Wie jedes Jahr haben wir die Gelegenheit, einige Tage vor dem Weihnachtsfest zusammenzukommen. Auf diese Weise können wir durch den Austausch von guten Wünschen unsere Geschwisterlichkeit sichtbar zum Ausdruck zu bringen; aber es ist auch eine Zeit des Nachdenkens und der Gewissenserforschung für jeden von uns, damit das Licht des fleischgewordenen Wortes uns immer besser zeigen kann, wer wir sind und was unsere Sendung ist.
Wir alle wissen es: das Weihnachtsgeheimnis ist das Geheimnis Gottes, der auf dem Weg der Demut in die Welt kommt. Es ist Fleisch geworden: jene große synkatabasis. Diese unsere Zeit scheint die Demut vergessen zu haben oder sie einfach zu einer Form von Moralismus degradiert zu haben, und hat ihr damit ihre eigentliche Sprengkraft genommen.
Aber wenn wir das ganze Geheimnis von Weihnachten in einem Wort ausdrücken müssten, dann glaube ich, dass das Wort Demut uns am meisten helfen kann. In den Evangelien wird von einer ärmlichen, einfachen Umgebung berichtet, die für eine Frau, die gebären soll, nicht geeignet ist. Doch der König der Könige kommt nicht in die Welt, indem er Aufmerksamkeit erregt, sondern indem er eine geheimnisvolle Anziehungskraft auf die Herzen derer ausübt, die die überwältigende Gegenwart einer Neuheit spüren, die im Begriff ist, die Geschichte zu verändern.
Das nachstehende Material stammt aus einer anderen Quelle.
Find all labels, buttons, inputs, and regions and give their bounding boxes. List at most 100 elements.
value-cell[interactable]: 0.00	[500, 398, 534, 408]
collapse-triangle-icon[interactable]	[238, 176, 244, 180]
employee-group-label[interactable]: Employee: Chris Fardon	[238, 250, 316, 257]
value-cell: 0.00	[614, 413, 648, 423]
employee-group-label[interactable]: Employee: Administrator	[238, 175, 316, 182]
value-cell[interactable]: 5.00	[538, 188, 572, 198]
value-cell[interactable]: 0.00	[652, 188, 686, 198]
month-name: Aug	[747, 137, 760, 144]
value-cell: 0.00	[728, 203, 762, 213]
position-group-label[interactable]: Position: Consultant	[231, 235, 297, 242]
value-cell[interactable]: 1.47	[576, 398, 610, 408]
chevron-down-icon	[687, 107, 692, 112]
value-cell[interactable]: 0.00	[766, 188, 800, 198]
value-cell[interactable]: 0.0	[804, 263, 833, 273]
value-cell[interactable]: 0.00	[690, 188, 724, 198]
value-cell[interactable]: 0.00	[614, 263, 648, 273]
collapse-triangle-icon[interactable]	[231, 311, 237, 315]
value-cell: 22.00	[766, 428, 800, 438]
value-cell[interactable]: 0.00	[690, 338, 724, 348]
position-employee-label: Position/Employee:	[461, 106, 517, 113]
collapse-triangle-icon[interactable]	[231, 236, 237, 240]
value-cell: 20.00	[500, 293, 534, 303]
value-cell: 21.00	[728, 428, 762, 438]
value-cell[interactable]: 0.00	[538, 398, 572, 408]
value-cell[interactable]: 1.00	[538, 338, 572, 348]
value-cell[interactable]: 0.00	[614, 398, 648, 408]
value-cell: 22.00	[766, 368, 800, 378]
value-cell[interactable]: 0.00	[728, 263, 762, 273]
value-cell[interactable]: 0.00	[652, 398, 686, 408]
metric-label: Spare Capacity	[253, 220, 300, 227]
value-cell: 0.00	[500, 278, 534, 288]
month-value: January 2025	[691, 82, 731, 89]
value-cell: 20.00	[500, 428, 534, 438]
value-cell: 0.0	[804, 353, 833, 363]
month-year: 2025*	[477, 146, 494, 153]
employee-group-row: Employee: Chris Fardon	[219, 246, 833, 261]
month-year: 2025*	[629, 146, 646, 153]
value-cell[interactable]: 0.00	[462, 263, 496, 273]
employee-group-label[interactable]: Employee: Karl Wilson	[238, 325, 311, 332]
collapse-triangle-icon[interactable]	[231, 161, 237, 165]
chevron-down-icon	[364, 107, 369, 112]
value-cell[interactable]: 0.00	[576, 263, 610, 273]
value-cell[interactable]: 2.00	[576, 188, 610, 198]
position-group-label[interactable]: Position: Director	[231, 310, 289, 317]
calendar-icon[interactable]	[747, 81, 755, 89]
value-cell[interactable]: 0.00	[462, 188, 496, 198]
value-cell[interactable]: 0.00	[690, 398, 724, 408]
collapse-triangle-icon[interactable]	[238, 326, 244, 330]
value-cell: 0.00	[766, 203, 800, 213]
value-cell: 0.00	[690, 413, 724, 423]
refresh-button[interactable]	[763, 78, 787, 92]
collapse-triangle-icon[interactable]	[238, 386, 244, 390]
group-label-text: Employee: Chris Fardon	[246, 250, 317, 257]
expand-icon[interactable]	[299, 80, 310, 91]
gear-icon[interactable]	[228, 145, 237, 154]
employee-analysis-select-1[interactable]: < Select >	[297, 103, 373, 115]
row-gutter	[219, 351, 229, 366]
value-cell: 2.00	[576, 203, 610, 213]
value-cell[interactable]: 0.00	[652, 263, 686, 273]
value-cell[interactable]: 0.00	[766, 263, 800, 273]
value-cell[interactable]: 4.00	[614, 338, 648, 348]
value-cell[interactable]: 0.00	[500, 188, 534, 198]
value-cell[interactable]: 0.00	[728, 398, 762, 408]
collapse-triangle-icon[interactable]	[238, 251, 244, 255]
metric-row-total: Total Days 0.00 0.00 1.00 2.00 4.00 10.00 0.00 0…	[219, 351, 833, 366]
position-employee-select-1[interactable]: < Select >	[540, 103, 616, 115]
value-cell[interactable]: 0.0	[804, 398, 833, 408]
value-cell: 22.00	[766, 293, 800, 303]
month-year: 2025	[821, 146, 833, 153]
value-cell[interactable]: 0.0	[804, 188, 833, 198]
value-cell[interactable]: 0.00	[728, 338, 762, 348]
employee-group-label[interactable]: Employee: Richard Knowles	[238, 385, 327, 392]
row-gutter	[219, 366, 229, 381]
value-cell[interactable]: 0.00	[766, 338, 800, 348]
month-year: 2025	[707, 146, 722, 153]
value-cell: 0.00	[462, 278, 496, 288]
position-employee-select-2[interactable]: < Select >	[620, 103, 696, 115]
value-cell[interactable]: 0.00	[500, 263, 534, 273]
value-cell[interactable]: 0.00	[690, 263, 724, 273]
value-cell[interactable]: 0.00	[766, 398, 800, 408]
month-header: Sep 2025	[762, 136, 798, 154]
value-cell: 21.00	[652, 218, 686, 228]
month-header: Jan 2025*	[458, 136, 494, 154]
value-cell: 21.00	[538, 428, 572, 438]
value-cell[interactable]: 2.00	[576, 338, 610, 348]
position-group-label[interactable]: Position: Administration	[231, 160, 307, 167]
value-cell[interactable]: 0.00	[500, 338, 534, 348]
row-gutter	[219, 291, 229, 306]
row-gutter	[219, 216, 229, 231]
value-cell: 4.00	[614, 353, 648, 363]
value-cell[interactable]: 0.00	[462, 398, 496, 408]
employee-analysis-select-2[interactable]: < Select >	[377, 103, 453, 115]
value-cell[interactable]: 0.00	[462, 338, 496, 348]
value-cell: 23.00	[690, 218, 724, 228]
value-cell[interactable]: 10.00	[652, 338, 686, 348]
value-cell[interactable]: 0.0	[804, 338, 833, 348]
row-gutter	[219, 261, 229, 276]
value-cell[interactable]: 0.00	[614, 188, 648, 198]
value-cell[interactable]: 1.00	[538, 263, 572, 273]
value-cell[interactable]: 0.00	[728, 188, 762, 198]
Daher gefällt es mir, mir vorzustellen und auch zu sagen, dass die Demut sein Eingangstor war, und er uns einlädt, uns alle, es zu durchschreiten. Mir kommt dabei jener Abschnitt der Exerzitien in den Sinn: man kommt nicht vorwärts ohne Demut, und man kann in der Demut nicht vorankommen ohne Demütigungen. Und der heilige Ignatius rät uns, um Demütigungen zu bitten.
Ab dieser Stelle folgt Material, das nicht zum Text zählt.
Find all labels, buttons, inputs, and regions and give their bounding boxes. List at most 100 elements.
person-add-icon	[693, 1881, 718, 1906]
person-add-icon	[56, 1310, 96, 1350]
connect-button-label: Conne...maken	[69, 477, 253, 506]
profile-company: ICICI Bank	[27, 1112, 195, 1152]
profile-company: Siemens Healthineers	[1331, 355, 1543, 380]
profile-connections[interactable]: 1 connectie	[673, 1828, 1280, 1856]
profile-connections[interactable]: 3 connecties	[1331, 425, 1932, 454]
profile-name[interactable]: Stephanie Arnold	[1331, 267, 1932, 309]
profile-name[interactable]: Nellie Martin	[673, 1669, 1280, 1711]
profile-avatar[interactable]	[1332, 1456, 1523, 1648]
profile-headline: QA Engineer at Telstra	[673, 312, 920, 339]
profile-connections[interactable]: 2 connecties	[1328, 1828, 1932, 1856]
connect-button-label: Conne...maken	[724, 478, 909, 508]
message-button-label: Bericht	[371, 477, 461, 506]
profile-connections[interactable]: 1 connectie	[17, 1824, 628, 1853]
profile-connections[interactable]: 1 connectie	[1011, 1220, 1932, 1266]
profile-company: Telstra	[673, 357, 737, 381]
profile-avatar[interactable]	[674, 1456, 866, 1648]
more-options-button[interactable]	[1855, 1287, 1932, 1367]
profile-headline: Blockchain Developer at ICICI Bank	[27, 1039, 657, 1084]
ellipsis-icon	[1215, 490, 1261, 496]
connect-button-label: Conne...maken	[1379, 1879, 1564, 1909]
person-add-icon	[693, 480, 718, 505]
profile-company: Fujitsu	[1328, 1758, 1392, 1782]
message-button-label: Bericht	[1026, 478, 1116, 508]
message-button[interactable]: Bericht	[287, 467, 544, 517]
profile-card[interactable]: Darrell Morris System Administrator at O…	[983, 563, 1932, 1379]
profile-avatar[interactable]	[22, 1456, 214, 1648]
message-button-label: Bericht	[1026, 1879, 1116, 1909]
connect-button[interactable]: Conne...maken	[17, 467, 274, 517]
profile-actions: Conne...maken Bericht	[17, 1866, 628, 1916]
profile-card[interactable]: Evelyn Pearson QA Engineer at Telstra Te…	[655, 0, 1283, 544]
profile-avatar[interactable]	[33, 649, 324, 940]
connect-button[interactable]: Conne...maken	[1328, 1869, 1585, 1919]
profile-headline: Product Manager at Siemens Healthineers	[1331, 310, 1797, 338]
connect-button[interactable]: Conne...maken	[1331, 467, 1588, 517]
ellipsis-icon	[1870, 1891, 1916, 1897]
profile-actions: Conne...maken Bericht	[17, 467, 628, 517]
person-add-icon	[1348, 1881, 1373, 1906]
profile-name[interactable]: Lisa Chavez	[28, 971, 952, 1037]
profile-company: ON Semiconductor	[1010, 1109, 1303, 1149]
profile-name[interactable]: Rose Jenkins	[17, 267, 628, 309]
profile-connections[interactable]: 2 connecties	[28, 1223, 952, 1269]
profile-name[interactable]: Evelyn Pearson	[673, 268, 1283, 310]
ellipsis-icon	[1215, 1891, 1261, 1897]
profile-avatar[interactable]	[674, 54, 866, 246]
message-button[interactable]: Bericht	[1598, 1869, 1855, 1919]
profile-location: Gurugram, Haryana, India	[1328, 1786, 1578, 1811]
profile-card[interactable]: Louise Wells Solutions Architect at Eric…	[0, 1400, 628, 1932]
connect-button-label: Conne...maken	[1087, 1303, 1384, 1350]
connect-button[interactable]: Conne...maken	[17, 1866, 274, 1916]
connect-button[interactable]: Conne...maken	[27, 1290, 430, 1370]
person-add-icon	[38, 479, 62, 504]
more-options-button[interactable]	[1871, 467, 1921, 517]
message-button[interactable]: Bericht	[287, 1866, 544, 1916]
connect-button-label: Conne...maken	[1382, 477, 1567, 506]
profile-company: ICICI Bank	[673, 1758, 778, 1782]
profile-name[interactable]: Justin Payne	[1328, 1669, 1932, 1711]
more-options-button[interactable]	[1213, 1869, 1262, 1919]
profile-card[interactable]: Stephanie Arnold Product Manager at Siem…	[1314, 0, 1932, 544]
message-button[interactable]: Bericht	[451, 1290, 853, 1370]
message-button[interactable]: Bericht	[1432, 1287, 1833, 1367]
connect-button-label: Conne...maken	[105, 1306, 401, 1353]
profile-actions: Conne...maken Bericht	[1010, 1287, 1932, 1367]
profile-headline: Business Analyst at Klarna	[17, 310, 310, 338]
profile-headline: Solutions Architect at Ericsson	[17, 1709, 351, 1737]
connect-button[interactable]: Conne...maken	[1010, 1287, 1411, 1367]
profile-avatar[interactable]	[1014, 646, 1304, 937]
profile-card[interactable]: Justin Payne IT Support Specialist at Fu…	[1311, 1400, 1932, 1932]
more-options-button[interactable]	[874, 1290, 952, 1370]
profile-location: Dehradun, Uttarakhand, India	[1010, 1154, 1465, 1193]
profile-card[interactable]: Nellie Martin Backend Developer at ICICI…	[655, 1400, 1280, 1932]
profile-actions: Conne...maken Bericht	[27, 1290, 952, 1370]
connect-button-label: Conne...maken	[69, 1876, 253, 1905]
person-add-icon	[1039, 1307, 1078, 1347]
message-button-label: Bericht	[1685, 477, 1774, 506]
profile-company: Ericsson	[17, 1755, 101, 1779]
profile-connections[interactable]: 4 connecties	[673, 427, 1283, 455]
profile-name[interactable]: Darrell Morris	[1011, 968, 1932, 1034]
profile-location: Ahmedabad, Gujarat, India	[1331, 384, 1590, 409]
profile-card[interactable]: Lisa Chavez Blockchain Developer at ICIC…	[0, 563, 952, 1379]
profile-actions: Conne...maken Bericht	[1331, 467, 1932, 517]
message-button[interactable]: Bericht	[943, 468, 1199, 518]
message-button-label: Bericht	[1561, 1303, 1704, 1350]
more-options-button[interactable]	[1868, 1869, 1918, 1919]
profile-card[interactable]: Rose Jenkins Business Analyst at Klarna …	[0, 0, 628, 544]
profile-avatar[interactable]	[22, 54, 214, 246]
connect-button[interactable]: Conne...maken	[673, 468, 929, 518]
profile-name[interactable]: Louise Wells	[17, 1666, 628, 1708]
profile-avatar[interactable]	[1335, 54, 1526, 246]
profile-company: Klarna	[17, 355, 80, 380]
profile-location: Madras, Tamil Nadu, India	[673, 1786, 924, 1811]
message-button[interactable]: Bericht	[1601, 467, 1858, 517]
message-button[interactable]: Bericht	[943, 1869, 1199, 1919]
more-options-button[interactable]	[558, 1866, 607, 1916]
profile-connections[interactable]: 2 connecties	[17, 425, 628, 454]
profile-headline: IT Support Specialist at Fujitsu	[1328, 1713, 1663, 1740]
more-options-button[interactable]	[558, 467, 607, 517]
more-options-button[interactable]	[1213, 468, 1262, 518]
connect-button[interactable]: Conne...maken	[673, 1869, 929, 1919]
Es ist nicht leicht zu verstehen, was Demut ist. Sie ist das Ergebnis einer Veränderung, die der Geist selbst in uns durch die Geschichte, die wir leben, bewirkt, wie es zum Beispiel bei Naaman, dem Syrer, der Fall war (vgl. 2 Kön 5). Zur Zeit des Propheten Elischa genoss diese Persönlichkeit ein hohes Ansehen. Er war ein tapferer General des aramäischen Heeres, der bei mehreren Gelegenheiten seine Tapferkeit und seinen Mut bewiesen hatte. Doch neben Ansehen, Stärke, Wertschätzung, Ehren und Ruhm muss dieser Mann auch mit einem schrecklichen Drama leben: Er ist aussätzig. Seine Rüstung, dieselbe Rüstung, die ihn berühmt macht, bedeckt in Wirklichkeit eine zerbrechliche, verwundete, kranke Menschennatur. Diesen Widerspruch finden wir oft in unserem eigenen Leben: Manchmal sind große Gaben der Panzer, der große Schwächen verdeckt.
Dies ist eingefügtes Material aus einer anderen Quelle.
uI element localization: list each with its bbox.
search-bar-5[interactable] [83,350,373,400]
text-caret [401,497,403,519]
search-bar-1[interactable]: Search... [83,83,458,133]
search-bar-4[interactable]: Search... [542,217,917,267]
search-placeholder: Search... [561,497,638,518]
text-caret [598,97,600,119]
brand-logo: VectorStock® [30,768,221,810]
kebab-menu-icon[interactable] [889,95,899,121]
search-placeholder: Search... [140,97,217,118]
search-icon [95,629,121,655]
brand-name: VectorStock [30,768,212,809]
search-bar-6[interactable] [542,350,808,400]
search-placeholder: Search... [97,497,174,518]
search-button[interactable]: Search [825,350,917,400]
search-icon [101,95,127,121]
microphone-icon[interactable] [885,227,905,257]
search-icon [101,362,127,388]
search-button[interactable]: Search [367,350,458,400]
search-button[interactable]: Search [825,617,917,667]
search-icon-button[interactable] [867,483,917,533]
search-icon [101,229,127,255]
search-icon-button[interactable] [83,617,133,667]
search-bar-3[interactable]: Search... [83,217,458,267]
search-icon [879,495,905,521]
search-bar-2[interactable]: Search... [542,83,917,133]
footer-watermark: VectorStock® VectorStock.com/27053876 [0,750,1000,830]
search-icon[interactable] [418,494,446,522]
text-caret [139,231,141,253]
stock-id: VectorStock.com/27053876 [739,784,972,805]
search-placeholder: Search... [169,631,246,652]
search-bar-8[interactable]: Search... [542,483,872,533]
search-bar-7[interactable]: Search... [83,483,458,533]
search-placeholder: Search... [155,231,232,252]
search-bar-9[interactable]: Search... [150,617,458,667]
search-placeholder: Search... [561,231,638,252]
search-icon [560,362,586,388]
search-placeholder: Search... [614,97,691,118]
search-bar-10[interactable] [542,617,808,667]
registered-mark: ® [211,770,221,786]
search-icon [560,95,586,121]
Naaman begreift eine grundlegende Wahrheit: Man kann sich nicht sein Leben lang hinter einer Rüstung, einer Rolle, einer gesellschaftlichen Anerkennung verstecken: das schadet am Ende. Es kommt eine Zeit im Leben eines jeden Menschen, in der er den Wunsch verspürt, nicht mehr hinter dem Deckmantel des Ruhmes dieser Welt zu leben, sondern in der Fülle eines ehrlichen Lebens, das keine Rüstungen und Masken mehr benötigt. Dieser Wunsch treibt den tapferen Heerführer Naaman dazu an, sich auf die Suche nach jemandem zu machen, der ihm helfen kann, und er tut dies auf Anraten einer Sklavin, einer jüdischen Kriegsgefangenen, die von einem Gott erzählt, der in der Lage ist, solche Widersprüche zu heilen.
Nachdem er sich mit Silber und Gold eingedeckt hat, macht sich Naaman auf die Reise und kommt zu dem Propheten Elischa. Der Prophet verlangt von Naaman als einzige Bedingung für seine Genesung, dass er sich entkleidet und sieben Mal im Jordan wäscht. Kein Ansehen, keine Ehre, kein Gold und kein Silber! Die Gnade, die rettet, ist umsonst und kann nicht auf den Preis der Dinge dieser Welt reduziert werden.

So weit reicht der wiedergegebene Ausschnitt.